JERUSALEM — A Palestinian man opened fire at Israeli security personnel at a West Bank checkpoint northwest of Jerusalem on Tuesday morning, killing three people and wounding a fourth.
The attacker, a resident of the area in his 30s, was armed with a pistol, according to the police, and was fatally shot at the scene.
The police said the victims included a border police officer, Sgt. Solomon Gavria, 20, and two civilian security guards. One was identified as Yusuf Othman of the nearby Arab-Israeli village of Abu Gosh.
The checkpoint, on the edge of Har Adar, an affluent Israeli community that straddles the 1967 line and that is mostly in the occupied West Bank, is used daily by scores of Palestinians from neighboring villages who cross into the area to work.

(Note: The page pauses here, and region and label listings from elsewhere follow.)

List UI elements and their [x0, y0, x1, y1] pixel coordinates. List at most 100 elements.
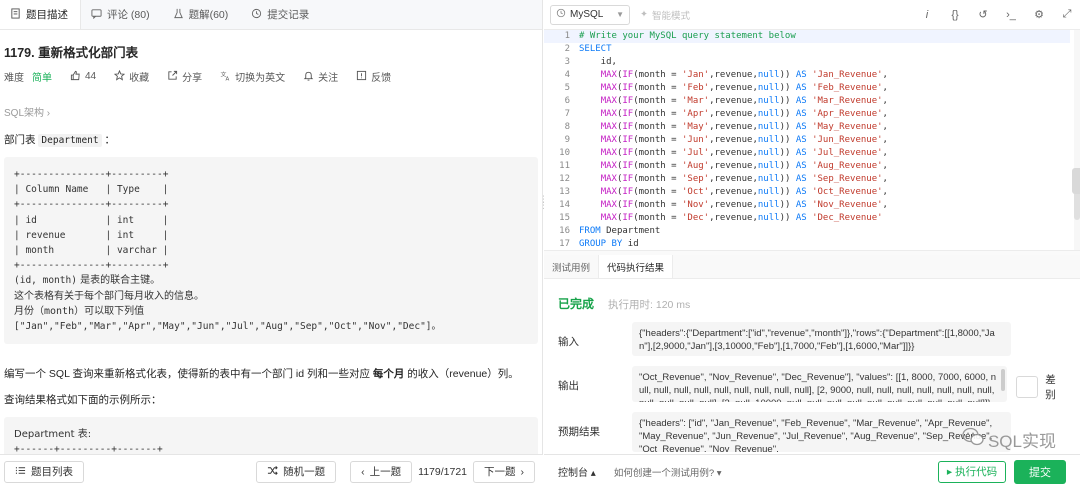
code-token: IF: [622, 70, 634, 80]
shuffle-icon: [267, 465, 278, 479]
problem-list-button[interactable]: 题目列表: [4, 460, 84, 483]
reset-icon[interactable]: ↺: [976, 8, 990, 21]
tab-submissions[interactable]: 提交记录: [241, 0, 322, 29]
input-value: {"headers":{"Department":["id","revenue"…: [632, 322, 1011, 356]
editor-pane: MySQL ▼ ✦ 智能模式 i {} ↺ ›_ ⚙ ⤢ 1 # Write yo…: [544, 0, 1080, 488]
line-number: 3: [564, 57, 570, 67]
code-token: )): [779, 174, 796, 184]
code-line[interactable]: 13 MAX(IF(month = 'Oct',revenue,null)) A…: [544, 186, 1070, 199]
collect-button[interactable]: 收藏: [113, 69, 150, 84]
run-code-label: 执行代码: [955, 466, 998, 478]
code-line[interactable]: 4 MAX(IF(month = 'Jan',revenue,null)) AS…: [544, 69, 1070, 82]
code-token: 'Feb': [682, 83, 710, 93]
line-number: 14: [559, 200, 570, 210]
topic-tag[interactable]: SQL架构 ›: [4, 104, 538, 119]
code-token: MAX: [600, 213, 617, 223]
follow-button[interactable]: 关注: [303, 69, 338, 84]
code-token: 'Mar': [682, 96, 710, 106]
fullscreen-icon[interactable]: ⤢: [1060, 8, 1074, 21]
language-select[interactable]: MySQL ▼: [550, 4, 630, 25]
code-token: ,revenue,: [709, 83, 758, 93]
tab-description[interactable]: 题目描述: [0, 0, 81, 29]
code-token: IF: [622, 122, 634, 132]
code-token: )): [779, 83, 796, 93]
tab-comments[interactable]: 评论 (80): [81, 0, 163, 29]
schema-line: +---------------+---------+: [14, 199, 169, 211]
output-row: 输出 "Oct_Revenue", "Nov_Revenue", "Dec_Re…: [558, 366, 1066, 402]
submit-button[interactable]: 提交: [1014, 459, 1066, 484]
tab-testcase[interactable]: 测试用例: [544, 255, 598, 278]
share-button[interactable]: 分享: [167, 69, 202, 84]
tab-label: 题目描述: [26, 9, 68, 21]
terminal-icon[interactable]: ›_: [1004, 9, 1018, 21]
code-line[interactable]: 11 MAX(IF(month = 'Aug',revenue,null)) A…: [544, 160, 1070, 173]
code-line[interactable]: 3 id,: [544, 56, 1070, 69]
prev-problem-button[interactable]: ‹ 上一题: [350, 460, 413, 483]
like-button[interactable]: 44: [70, 70, 96, 84]
tab-solutions[interactable]: 题解(60): [163, 0, 242, 29]
code-token: (month =: [633, 213, 682, 223]
smart-mode-toggle[interactable]: ✦ 智能模式: [640, 8, 690, 22]
code-line[interactable]: 7 MAX(IF(month = 'Apr',revenue,null)) AS…: [544, 108, 1070, 121]
switch-language-button[interactable]: 文A 切换为英文: [220, 69, 286, 84]
code-line[interactable]: 16 FROM Department: [544, 225, 1070, 238]
code-text: MAX(IF(month = 'Dec',revenue,null)) AS '…: [570, 212, 883, 225]
schema-note-2: 这个表格有关于每个部门每月收入的信息。: [14, 290, 204, 302]
code-editor[interactable]: 1 # Write your MySQL query statement belo…: [544, 30, 1070, 250]
code-token: null: [757, 109, 780, 119]
code-token: AS: [795, 109, 807, 119]
code-line[interactable]: 1 # Write your MySQL query statement belo…: [544, 30, 1070, 43]
bell-icon: [303, 70, 314, 84]
code-token: 'Mar_Revenue': [812, 96, 883, 106]
code-token: 'May_Revenue': [812, 122, 883, 132]
code-token: 'Jan': [682, 70, 710, 80]
tab-run-result[interactable]: 代码执行结果: [598, 255, 674, 278]
next-problem-button[interactable]: 下一题 ›: [473, 460, 535, 483]
code-line[interactable]: 2 SELECT: [544, 43, 1070, 56]
code-line[interactable]: 8 MAX(IF(month = 'May',revenue,null)) AS…: [544, 121, 1070, 134]
code-line[interactable]: 17 GROUP BY id: [544, 238, 1070, 250]
code-line[interactable]: 12 MAX(IF(month = 'Sep',revenue,null)) A…: [544, 173, 1070, 186]
code-line[interactable]: 10 MAX(IF(month = 'Jul',revenue,null)) A…: [544, 147, 1070, 160]
code-text: MAX(IF(month = 'Nov',revenue,null)) AS '…: [570, 199, 888, 212]
code-token: # Write your MySQL query statement below: [579, 31, 796, 41]
output-scrollbar[interactable]: [1001, 369, 1006, 391]
code-token: id: [622, 239, 639, 249]
code-line[interactable]: 5 MAX(IF(month = 'Feb',revenue,null)) AS…: [544, 82, 1070, 95]
example-title: Department 表:: [14, 429, 92, 441]
code-line[interactable]: 6 MAX(IF(month = 'Mar',revenue,null)) AS…: [544, 95, 1070, 108]
code-token: (month =: [633, 187, 682, 197]
random-problem-label: 随机一题: [283, 466, 326, 478]
next-problem-label: 下一题: [484, 466, 516, 478]
feedback-button[interactable]: 反馈: [356, 69, 391, 84]
code-line[interactable]: 14 MAX(IF(month = 'Nov',revenue,null)) A…: [544, 199, 1070, 212]
line-number: 13: [559, 187, 570, 197]
diff-toggle[interactable]: [1016, 376, 1039, 398]
random-problem-button[interactable]: 随机一题: [256, 460, 337, 483]
editor-toolbar: MySQL ▼ ✦ 智能模式 i {} ↺ ›_ ⚙ ⤢: [544, 0, 1080, 30]
testcase-help-link[interactable]: 如何创建一个测试用例? ▾: [614, 465, 722, 479]
code-token: null: [757, 122, 780, 132]
settings-icon[interactable]: ⚙: [1032, 8, 1046, 21]
star-icon: [113, 69, 126, 84]
braces-icon[interactable]: {}: [948, 9, 962, 21]
schema-note-text: 是表的联合主键。: [76, 275, 161, 287]
code-line[interactable]: 9 MAX(IF(month = 'Jun',revenue,null)) AS…: [544, 134, 1070, 147]
editor-scrollbar[interactable]: [1074, 30, 1080, 250]
run-code-button[interactable]: ▸ 执行代码: [938, 460, 1006, 483]
info-icon[interactable]: i: [920, 9, 934, 21]
code-line[interactable]: 15 MAX(IF(month = 'Dec',revenue,null)) A…: [544, 212, 1070, 225]
code-token: )): [779, 213, 796, 223]
collect-label: 收藏: [129, 73, 150, 84]
switch-language-label: 切换为英文: [235, 73, 286, 84]
schema-note-1: (id, month) 是表的联合主键。: [14, 273, 528, 288]
code-token: AS: [795, 161, 807, 171]
chevron-right-icon: ›: [520, 465, 525, 478]
code-text: FROM Department: [570, 225, 660, 238]
follow-label: 关注: [318, 73, 339, 84]
console-toggle[interactable]: 控制台 ▴: [558, 464, 596, 479]
side-panel-handle[interactable]: [1072, 168, 1080, 194]
code-text: SELECT: [570, 43, 612, 56]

The assailant, who came from the nearby Palestinian village of Beit Surik, aroused the suspicion of the Israeli border police officers and security guards as he approached the checkpoint, and they ordered him to stop, according to the police. The suspect then pulled out a pistol and fired at them at short range, the police said.
Dozens of Israelis have been killed in a wave of Palestinian stabbings, shootings and car ramming attacks that broke out two years ago, but this latest assault interrupted several weeks of relative calm.
In a spate of violence in late July prompted by renewed tensions over a Jerusalem holy site, three members of an Israeli family were fatally stabbed in their home in another West Bank settlement, and four Palestinians were killed in clashes with Israeli security forces in and around Jerusalem.
While most of the assailants have been young, single Palestinians, often unemployed, the gunman in Tuesday’s attack did not fit that profile. According to Shin Bet, Israel’s domestic security agency, the man, who was not immediately identified, was married with four children and held a permit allowing him to work in the Israeli communities in the area.
The assailant was well known in Har Adar, according to Israeli radio reports, and was supposed to work Tuesday in the home of a member of the local council.
Residents of Har Adar told Israel’s Army Radio that the attacker had had personal problems, with his wife recently leaving him and going to Jordan.
The area around Har Adar is known as a patchwork of peaceful and cooperative communities. Many Palestinians enter the area to work in home renovations, hotels and other service jobs in Nataf, Maaleh Hahamisha, Qiryat Anavim and other Israeli communities.
Israeli Jews flock to Abu Gosh, which sits on the Israeli side of the line, on weekends to shop and eat in the restaurants there.
Issa Jaber, the council head of Abu Gosh, described the area on Israeli television as “a model of coexistence.”
“This event will only strengthen our relations,” he said.